Special, especial, specific, particular, individual are closely related terms because all carry the meaning relating to or belonging to one thing or one class especially as distinguished from all the others.
Both special and especial imply differences which distinguish the thing so described from others of its kind, and the two can often be interchanged without significant loss. However special may be preferred when the differences give the thing concerned a quality, character, identity, or use of its own.
Often, in addition, special implies being out of the ordinary or being conspicuously unusual and therefore comes close to uncommon or exceptional .
Special is also applicable to something added (as to a schedule, a series, or a sequence) for an exceptional or extraordinary purpose, reason, or occasion.
Especial is more likely to be chosen when there is the intent to convey the idea of preeminence or of being such as is described over and above all the others.
Specific (see also EXPLICIT ) basically implies unique and peculiar relationship to a kind or category or individual.

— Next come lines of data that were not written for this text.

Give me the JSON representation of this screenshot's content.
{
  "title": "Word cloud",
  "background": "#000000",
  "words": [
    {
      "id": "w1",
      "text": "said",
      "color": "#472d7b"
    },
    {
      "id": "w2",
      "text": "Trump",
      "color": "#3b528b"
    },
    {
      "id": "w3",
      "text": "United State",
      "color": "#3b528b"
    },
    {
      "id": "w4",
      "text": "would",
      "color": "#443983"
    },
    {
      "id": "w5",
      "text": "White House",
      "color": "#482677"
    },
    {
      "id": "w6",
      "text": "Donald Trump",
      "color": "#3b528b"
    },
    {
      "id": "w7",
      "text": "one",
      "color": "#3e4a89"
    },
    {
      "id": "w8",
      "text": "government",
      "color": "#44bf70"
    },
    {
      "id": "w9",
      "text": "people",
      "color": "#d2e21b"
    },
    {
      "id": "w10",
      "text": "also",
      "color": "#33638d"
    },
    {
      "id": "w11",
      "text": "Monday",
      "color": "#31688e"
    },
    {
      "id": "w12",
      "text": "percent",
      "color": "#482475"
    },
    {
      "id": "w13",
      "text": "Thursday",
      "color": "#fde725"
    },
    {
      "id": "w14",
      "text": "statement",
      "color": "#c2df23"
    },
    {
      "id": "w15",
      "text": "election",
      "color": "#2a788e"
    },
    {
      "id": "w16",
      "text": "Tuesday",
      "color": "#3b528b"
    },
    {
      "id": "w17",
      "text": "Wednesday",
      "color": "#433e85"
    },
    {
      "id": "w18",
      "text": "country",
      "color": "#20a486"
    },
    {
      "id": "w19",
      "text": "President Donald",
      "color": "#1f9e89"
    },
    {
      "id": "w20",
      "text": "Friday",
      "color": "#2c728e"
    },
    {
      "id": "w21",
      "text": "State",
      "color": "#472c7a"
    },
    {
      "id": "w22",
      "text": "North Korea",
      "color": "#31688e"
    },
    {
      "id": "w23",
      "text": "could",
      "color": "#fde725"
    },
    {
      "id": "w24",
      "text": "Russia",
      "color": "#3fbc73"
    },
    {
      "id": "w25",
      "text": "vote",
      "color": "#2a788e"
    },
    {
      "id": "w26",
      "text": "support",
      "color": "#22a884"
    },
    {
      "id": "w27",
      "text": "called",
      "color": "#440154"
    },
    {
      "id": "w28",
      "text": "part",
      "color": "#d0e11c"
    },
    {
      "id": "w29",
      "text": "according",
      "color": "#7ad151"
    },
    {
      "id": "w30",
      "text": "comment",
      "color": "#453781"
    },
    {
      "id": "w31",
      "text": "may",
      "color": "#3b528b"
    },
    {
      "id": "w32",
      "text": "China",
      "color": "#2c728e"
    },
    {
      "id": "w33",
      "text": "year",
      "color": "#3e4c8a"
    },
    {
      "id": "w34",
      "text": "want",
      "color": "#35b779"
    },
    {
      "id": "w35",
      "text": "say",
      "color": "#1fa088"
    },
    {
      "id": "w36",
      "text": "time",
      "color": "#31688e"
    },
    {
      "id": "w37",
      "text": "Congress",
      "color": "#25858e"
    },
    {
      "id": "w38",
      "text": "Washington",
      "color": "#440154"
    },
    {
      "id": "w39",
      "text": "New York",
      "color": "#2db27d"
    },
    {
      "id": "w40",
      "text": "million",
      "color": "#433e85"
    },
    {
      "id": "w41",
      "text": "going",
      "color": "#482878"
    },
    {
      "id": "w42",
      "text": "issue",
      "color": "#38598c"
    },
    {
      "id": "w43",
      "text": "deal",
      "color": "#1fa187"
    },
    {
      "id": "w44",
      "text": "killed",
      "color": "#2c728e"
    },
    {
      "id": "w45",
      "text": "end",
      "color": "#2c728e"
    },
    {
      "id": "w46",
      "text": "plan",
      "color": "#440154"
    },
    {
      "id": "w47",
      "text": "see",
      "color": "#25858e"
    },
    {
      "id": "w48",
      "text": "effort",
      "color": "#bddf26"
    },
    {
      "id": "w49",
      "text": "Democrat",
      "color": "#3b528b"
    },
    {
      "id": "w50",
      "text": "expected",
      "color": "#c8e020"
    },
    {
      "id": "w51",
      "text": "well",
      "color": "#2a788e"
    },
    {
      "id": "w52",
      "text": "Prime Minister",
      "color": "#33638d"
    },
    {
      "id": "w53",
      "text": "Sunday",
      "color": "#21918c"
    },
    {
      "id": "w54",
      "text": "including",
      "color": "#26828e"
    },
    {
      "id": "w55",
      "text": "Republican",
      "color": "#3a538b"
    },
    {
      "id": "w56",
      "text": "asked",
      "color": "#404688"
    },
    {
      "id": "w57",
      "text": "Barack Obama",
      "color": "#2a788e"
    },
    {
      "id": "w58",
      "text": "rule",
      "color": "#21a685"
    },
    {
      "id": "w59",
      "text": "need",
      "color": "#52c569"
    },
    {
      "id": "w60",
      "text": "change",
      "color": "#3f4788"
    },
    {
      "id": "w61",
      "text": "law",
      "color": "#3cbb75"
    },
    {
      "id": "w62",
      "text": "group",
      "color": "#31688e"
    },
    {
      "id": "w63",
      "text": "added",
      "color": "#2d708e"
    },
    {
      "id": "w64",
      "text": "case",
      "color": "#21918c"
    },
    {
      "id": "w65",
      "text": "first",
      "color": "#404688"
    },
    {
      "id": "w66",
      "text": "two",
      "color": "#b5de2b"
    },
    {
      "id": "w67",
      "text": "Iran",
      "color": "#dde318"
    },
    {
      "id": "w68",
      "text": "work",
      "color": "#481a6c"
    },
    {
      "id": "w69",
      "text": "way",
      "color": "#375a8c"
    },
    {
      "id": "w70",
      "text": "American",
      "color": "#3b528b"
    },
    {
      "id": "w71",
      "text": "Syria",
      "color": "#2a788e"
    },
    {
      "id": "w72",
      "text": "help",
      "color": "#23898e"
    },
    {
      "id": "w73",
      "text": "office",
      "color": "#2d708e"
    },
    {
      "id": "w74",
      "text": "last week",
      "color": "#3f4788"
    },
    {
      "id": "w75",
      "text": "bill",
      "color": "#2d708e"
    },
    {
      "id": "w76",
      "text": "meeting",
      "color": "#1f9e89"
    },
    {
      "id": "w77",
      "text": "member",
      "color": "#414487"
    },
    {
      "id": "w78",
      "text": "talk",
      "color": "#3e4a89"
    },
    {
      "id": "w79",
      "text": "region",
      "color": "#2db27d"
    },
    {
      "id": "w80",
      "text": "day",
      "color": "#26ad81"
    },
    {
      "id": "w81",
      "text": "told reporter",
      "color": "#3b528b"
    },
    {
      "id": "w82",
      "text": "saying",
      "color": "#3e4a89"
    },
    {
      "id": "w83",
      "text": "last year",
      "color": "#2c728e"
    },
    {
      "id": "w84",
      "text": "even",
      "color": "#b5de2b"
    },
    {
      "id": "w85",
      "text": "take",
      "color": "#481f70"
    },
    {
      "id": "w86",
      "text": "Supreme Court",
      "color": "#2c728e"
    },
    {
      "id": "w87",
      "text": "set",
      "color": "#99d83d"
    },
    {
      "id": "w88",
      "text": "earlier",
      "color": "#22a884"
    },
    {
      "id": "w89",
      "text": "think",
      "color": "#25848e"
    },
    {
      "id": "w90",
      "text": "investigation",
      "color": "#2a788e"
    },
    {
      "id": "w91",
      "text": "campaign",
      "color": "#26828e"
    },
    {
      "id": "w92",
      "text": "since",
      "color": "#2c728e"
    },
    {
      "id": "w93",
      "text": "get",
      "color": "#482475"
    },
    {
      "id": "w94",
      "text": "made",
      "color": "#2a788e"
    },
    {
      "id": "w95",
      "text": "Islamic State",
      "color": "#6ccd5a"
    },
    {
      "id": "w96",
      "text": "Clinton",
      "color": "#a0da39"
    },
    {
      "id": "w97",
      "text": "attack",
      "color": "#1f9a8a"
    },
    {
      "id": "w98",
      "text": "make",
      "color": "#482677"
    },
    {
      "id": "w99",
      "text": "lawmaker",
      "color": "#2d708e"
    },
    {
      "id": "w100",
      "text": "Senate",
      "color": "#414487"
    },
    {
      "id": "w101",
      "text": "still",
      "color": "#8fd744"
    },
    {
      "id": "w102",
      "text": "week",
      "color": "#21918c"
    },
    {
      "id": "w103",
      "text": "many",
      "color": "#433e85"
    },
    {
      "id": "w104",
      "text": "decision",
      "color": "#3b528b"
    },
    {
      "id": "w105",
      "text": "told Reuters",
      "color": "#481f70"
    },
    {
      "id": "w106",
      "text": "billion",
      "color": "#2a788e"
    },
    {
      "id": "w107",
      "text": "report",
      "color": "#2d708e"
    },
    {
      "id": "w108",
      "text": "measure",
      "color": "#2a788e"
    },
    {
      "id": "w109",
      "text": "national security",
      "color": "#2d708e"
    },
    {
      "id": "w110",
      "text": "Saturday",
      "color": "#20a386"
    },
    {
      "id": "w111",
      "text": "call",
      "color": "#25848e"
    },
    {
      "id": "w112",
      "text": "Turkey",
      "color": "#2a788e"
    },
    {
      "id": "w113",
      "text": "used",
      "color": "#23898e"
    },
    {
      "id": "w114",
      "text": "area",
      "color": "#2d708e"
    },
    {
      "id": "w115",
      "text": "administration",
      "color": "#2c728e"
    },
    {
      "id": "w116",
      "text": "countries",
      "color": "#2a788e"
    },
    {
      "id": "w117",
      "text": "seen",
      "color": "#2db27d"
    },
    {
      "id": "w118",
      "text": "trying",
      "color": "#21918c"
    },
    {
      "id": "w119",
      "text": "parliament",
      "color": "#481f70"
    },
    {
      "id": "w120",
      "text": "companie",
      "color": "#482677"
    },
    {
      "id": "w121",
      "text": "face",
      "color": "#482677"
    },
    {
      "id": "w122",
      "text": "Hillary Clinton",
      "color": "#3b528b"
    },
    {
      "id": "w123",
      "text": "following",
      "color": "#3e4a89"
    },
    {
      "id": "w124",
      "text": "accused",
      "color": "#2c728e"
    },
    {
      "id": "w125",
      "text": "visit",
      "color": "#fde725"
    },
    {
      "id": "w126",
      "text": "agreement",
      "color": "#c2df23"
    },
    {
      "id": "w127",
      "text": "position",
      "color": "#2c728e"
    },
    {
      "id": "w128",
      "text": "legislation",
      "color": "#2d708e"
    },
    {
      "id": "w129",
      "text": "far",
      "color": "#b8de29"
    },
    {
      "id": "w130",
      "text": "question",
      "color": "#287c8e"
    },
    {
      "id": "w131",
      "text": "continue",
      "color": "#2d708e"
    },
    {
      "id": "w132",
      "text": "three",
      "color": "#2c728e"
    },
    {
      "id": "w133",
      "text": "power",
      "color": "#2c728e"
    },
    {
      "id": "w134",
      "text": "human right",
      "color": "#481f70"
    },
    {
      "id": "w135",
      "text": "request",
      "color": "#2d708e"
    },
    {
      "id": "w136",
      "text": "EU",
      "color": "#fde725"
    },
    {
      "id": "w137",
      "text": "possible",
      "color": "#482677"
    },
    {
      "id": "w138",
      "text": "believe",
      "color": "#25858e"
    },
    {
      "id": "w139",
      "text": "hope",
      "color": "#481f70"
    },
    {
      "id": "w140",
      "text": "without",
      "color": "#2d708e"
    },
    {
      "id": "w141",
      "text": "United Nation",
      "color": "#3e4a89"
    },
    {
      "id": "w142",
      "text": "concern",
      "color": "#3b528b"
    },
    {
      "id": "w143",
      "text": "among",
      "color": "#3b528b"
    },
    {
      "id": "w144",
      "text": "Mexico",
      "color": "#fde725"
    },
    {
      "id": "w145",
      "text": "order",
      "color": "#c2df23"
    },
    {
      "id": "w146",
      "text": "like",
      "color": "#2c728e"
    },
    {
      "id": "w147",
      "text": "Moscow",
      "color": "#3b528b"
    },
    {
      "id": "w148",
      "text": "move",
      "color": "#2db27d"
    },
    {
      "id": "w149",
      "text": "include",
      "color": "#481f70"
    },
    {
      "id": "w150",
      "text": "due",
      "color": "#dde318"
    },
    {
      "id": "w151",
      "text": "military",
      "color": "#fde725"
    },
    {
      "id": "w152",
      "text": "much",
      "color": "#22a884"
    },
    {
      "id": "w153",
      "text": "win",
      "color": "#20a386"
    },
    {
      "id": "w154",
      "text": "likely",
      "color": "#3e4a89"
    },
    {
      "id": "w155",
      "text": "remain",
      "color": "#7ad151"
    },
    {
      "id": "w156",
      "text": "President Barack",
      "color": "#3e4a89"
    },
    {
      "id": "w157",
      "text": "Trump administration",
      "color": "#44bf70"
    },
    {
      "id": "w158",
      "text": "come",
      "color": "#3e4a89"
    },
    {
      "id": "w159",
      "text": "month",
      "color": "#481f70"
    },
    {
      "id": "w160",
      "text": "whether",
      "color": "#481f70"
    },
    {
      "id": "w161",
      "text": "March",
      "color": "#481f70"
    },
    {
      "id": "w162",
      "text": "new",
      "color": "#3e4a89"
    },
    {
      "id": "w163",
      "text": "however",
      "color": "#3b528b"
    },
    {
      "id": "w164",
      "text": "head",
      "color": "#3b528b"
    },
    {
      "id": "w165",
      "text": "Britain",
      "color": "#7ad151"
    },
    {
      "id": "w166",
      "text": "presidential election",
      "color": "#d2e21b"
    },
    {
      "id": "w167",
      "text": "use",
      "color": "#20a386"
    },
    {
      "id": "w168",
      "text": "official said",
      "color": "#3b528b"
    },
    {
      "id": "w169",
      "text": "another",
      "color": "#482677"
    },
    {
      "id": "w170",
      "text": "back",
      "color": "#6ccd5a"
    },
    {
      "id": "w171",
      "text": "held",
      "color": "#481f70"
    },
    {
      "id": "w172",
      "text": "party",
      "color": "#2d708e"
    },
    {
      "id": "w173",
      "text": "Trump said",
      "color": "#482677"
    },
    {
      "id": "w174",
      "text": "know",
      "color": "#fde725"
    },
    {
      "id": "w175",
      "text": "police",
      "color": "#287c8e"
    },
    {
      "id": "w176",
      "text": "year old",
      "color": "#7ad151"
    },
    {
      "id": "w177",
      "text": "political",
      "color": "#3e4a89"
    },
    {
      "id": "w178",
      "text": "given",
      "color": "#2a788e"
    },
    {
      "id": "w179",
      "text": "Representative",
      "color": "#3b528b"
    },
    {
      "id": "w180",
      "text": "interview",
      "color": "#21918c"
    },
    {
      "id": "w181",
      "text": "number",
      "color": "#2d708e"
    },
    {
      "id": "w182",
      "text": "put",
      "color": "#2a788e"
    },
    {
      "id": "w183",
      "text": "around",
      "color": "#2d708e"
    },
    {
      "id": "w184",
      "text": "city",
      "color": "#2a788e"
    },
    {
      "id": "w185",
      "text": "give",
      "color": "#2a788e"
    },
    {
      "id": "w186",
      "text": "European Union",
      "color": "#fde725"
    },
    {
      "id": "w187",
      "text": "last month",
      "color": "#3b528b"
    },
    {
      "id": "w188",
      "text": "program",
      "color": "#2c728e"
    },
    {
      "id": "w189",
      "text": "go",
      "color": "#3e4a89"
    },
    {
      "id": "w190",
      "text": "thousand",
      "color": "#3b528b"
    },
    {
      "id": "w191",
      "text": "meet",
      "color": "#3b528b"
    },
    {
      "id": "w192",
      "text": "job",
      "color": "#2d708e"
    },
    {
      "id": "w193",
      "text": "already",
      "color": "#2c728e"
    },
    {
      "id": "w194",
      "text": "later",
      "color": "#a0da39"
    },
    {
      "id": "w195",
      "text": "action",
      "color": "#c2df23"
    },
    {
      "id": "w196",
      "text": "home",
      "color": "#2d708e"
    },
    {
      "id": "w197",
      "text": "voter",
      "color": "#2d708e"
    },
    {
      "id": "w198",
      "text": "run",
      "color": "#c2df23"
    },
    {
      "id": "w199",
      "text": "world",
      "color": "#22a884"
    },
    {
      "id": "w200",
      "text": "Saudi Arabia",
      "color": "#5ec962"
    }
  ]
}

In some (as philosophical, biological, or critical) uses it can suggest opposition to generic and imply a relation to a particular species as distinguished from a more comprehensive category to which that species belongs, but in more general use it tends to stress uniquity and to imply a relation to one thing or one individual as distinguished from all others that can be felt to fall into a category with that one.
However, specific also may mean no more than explicitly mentioned, or called into or brought forward for consideration.
In this last sense of specific particular is sometimes preferred on the ground that the term is clearly opposed to general and that it is a close synonym of single (for fuller treatment see SINGLE ).
The differences between the two words in this sense are not easily discoverable, but specific seems to be chosen more often when the ideas of specification or of illustration are involved, and particular, when the distinctness of the thing as an individual is to be suggested; thus, one gives a specific illustration to indicate a word’s normal use but describes the particular uses of the word.
Particular is often used also in the sense of special and especial . In logic particular is opposed to universal and applies to matters (as propositions, judgments, and conceptions) which have reference to a single member or to some members of a class rather than to all; thus, “some men are highly intelligent” is a particular proposition, but “all men make mistakes” is a universal proposition.
Often, in less technical use, particular implies an opposition to general as well as to universal .
Individual unequivocally implies reference to one of the class or group as clearly distinguished from all the others.